Warm-Up Exercise for lecture 7

Due 8:00 am, Tues, Sep 23

Physics 105, Fall 2008

The force required to maintain an object at a constant speed in free space is equal to
☐ the mass of the object
☐ the weight of the object
☑ zero
☐ the force required to stop it
☐ none of the above

Two teams are having a tug-of-war, using a nylon rope with practically no mass. Team A (on the left) is winning--both teams are accelerating to the left. What can you say about the tension in the rope?
☐ It is higher on the left than on the right.
☐ It is higher on the right than on the left.
☑ It is constant throughout the rope.

You slide a block of ice down a 45 ramp.

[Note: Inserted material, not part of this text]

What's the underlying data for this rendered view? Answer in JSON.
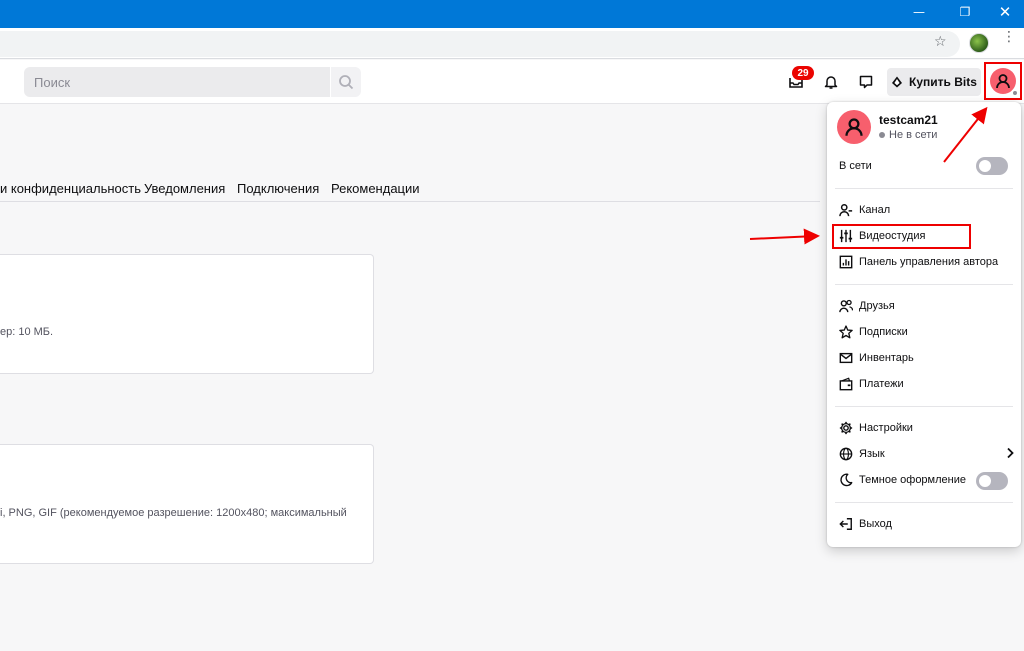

There is no friction between the ice and the ramp. The acceleration of the ice block down the ramp will be
☐ greater than
☑ less than
☐ still equal to
the normal acceleration of gravity, 9.8 m/s2.

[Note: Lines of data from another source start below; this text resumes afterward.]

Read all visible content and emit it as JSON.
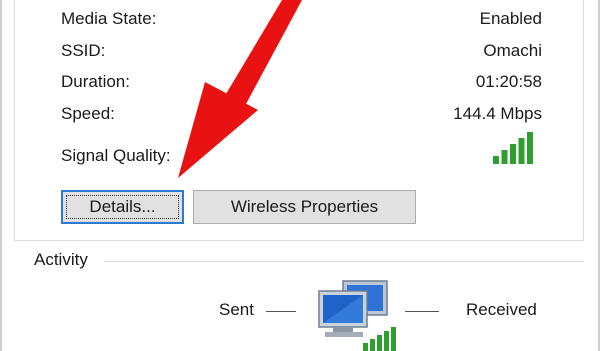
{
  "status": {
    "media_state_label": "Media State:",
    "media_state_value": "Enabled",
    "ssid_label": "SSID:",
    "ssid_value": "Omachi",
    "duration_label": "Duration:",
    "duration_value": "01:20:58",
    "speed_label": "Speed:",
    "speed_value": "144.4 Mbps",
    "signal_quality_label": "Signal Quality:",
    "signal_bars_filled": 5,
    "signal_bars_total": 5
  },
  "buttons": {
    "details_label": "Details...",
    "wireless_properties_label": "Wireless Properties"
  },
  "activity": {
    "section_label": "Activity",
    "sent_label": "Sent",
    "received_label": "Received"
  },
  "colors": {
    "signal_green": "#2e9e2e",
    "arrow_red": "#e81212",
    "focus_blue": "#2d7ad6"
  },
  "icons": {
    "signal": "signal-strength-icon",
    "network": "network-computers-icon",
    "annotation": "red-arrow-annotation"
  }
}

Ralph told me he was thinking about the penny and feather falling in a vacuum. The penny and feather both fell at the same rate. He asked, "Does this mean that the force on the penny and the force on the feather are equal?" How would you answer his question? Be sure to explain your answer.

No, the forces are not equal. The *accelerations* are equal, but since the net force = mass x acceleration, the net forces will not be equal. In this case, each object's net force is simply provided by its weight, w = mg, so you can see that the heavier object will have a larger net force.